Leliana blinked back into focus. “What do we do now?”
Manach and I looked at each other.
“We go,” he said without hesitation. “Immediately.”
“What? What about your distress signal?” I asked.
“Let ‘em figure this mess out. If we stay, we’re stuck in endless questions, endless forms, stuck explaining corpses and counting body parts for days. You want that?”
I didn’t.
He was right.
“But we need a ship.”
We headed toward the ruined docks. The air still stank of burned timber and blood. Ash coated everything in a thin, grey veil.
The sea waited beyond, cruel and indifferent.
We searched the remnants of the pier. Most ships were just shattered skeletons now, broken hulls and scorched sails. All except two.
A fishing boat.
And a longboat.
Manach grinned like a child handed a weapon. “We’ve got a boat.”
“A toy,” I said, flat.
“One that floats.” He smirked.
“Is it safe?” Leliana asked, arms folded.
“No,” I answered.
“But it’s fun,” Manach added, climbing in without a second thought.
Leliana blinked, stunned. “You can’t be serious.”
“C’mon,” he said. “Do you want to be interrogated by some frost-bearded commander or do you want to row into the unknown like a pair of bad decisions wearing boots?”

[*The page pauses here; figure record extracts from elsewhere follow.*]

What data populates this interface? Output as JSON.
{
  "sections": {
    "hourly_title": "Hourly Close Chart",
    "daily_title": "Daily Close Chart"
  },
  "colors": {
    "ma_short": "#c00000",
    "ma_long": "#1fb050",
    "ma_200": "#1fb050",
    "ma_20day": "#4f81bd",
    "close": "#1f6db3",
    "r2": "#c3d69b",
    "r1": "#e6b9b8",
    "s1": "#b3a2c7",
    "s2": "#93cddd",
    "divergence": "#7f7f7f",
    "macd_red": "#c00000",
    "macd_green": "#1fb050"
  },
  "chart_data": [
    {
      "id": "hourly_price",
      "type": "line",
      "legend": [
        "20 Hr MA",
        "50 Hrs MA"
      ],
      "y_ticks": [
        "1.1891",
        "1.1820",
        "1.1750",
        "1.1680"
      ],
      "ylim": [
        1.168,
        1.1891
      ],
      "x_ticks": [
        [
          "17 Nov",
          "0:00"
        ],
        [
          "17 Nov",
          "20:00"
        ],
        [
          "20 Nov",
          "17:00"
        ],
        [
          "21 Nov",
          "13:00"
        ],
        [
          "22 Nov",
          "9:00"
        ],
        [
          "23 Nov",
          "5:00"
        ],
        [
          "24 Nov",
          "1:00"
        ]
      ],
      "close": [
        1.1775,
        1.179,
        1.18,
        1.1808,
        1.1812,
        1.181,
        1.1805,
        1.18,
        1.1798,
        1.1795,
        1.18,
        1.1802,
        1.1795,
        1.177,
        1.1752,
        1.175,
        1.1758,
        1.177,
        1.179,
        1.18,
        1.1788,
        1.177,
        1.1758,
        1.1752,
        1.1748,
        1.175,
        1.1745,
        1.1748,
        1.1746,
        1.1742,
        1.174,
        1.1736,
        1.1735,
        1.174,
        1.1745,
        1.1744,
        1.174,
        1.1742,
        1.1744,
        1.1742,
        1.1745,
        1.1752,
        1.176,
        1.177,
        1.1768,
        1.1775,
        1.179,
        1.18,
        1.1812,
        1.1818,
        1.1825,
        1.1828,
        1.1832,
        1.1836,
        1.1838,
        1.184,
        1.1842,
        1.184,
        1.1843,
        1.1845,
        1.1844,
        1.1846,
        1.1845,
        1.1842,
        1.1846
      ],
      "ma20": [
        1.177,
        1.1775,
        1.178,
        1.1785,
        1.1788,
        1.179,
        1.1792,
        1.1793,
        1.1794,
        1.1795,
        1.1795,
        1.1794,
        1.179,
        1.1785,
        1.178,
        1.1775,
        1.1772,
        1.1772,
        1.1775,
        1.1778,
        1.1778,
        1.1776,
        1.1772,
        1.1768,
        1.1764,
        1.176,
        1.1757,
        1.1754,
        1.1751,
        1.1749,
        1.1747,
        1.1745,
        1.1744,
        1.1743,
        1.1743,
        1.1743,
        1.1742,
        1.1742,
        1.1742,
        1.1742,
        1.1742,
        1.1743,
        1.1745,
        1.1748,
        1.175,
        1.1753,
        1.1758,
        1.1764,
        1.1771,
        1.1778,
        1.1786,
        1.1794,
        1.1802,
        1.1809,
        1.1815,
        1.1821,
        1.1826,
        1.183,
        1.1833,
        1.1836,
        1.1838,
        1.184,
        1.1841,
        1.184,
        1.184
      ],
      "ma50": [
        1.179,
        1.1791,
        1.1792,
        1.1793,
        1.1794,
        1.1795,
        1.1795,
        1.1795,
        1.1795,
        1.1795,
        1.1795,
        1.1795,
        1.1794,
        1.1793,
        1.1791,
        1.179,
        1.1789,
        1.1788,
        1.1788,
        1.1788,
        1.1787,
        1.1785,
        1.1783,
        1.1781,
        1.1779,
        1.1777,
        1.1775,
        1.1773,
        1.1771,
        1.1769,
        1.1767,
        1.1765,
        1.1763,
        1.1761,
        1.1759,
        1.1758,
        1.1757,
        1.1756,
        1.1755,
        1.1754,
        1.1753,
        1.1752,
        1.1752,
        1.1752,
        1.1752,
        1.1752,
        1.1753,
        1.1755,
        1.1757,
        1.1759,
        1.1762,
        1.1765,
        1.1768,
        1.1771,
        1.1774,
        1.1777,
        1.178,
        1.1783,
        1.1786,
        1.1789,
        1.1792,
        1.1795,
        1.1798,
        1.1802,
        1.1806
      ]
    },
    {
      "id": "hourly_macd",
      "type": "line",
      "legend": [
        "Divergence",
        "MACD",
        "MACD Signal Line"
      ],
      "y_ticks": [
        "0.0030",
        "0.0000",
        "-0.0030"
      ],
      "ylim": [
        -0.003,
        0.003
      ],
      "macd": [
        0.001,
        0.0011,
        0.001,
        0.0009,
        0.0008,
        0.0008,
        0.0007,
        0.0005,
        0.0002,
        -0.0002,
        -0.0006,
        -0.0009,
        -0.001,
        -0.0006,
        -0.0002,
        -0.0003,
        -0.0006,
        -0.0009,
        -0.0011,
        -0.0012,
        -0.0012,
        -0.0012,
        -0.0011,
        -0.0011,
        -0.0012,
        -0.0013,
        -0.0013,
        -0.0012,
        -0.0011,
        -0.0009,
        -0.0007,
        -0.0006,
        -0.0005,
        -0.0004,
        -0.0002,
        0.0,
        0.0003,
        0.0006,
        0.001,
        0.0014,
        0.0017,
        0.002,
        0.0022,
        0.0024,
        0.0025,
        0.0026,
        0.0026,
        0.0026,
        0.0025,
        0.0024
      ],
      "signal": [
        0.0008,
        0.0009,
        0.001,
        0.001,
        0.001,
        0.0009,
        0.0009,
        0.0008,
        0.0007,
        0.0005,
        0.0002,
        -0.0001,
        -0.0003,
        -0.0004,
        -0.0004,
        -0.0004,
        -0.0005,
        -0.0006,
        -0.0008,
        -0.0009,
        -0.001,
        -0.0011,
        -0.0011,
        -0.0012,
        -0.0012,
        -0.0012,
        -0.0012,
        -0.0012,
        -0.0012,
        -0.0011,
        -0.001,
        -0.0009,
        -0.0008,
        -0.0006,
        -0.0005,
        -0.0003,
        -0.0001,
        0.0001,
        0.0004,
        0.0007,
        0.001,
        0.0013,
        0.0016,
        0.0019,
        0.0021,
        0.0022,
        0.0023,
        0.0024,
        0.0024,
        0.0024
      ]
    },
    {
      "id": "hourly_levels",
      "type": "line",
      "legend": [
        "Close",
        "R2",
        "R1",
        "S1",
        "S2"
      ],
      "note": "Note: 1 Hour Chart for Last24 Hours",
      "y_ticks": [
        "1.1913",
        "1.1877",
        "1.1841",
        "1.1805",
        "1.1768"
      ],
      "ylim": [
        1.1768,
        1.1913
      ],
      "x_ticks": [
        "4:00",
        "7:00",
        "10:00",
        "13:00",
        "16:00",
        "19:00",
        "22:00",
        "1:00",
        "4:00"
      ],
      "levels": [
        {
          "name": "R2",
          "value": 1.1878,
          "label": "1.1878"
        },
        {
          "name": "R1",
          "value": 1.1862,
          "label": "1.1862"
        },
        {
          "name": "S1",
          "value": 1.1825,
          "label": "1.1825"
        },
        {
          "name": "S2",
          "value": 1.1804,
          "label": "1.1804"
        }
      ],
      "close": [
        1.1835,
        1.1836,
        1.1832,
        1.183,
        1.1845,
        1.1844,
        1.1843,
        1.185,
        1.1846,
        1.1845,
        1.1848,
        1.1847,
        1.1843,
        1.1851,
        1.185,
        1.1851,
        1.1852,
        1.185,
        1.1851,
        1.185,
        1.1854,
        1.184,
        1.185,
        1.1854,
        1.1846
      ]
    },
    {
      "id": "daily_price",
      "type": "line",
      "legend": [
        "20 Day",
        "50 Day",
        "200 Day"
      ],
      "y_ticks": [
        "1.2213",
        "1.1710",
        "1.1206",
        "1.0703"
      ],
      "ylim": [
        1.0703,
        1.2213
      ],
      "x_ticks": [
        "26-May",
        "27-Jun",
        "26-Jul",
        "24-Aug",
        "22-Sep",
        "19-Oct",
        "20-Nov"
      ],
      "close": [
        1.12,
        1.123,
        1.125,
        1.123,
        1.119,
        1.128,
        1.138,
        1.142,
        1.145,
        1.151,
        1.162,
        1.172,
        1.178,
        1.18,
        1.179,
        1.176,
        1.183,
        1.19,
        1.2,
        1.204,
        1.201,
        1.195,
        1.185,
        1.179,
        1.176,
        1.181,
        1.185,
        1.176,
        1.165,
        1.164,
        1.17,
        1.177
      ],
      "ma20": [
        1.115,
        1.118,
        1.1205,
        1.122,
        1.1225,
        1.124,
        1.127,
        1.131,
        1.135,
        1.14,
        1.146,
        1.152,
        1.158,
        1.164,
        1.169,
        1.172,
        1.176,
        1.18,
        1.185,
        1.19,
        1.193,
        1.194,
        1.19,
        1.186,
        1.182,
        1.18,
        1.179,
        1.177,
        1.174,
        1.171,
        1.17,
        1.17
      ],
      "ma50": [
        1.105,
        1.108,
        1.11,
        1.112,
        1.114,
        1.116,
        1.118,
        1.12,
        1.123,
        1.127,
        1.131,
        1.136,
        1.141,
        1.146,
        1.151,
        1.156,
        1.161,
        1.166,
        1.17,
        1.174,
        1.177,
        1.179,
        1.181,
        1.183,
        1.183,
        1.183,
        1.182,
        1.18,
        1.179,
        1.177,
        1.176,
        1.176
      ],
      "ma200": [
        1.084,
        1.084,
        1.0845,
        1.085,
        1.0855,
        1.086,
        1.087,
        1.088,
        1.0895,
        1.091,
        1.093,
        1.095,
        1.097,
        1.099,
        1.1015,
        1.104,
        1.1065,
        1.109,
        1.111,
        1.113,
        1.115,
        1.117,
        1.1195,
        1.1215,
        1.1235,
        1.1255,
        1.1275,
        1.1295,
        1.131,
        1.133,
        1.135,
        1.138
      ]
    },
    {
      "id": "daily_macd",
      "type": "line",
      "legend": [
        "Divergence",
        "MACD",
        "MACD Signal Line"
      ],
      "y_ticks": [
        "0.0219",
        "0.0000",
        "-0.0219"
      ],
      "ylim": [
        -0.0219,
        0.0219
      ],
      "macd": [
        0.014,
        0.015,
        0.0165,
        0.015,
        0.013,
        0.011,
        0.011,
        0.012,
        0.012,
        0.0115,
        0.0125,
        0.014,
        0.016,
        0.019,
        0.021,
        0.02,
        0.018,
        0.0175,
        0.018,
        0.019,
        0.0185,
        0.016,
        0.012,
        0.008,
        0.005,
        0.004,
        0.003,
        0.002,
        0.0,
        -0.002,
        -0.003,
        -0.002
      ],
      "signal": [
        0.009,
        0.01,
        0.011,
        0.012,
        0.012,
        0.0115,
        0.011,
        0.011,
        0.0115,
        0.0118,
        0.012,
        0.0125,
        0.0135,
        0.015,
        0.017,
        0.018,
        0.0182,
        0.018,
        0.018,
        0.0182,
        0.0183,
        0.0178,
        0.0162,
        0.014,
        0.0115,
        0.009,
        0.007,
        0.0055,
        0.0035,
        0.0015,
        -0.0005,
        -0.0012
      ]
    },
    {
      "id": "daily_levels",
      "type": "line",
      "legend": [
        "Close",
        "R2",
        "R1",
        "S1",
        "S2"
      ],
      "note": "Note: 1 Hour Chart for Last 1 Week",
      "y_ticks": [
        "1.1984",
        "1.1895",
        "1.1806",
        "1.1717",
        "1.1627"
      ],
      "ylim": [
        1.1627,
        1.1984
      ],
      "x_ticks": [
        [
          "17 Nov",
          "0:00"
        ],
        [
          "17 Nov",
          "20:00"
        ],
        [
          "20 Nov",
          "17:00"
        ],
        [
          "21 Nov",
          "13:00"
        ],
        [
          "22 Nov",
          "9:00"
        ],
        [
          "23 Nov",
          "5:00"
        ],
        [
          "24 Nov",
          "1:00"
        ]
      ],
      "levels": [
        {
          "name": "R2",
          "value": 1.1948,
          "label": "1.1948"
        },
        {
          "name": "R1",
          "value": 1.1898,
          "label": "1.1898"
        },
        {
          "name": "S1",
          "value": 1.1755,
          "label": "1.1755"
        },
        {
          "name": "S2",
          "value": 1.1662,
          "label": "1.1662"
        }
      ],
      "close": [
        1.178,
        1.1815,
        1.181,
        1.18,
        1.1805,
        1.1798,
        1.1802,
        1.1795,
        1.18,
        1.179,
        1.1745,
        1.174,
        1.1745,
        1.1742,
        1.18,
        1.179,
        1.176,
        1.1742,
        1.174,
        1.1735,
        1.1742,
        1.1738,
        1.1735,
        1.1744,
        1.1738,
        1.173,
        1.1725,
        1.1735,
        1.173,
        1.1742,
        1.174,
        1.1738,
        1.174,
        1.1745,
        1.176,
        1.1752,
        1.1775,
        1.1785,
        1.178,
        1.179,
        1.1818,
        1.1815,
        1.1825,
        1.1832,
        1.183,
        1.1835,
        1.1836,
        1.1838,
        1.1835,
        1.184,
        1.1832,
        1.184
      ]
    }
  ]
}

I didn’t say anything. I just climbed in after him.
Leliana sighed. It was long and tortured. “You’re both insane.”
“Buckle up,” Manach laughed.
She muttered something under her breath, but followed us into the longboat.
We didn’t know how to handle the sail. But we knew how to row.
So we rowed.
Three shadows drifting out onto the cold grey water, into the morning mist, carrying blades, secrets, and the kind of questions that don’t have answers.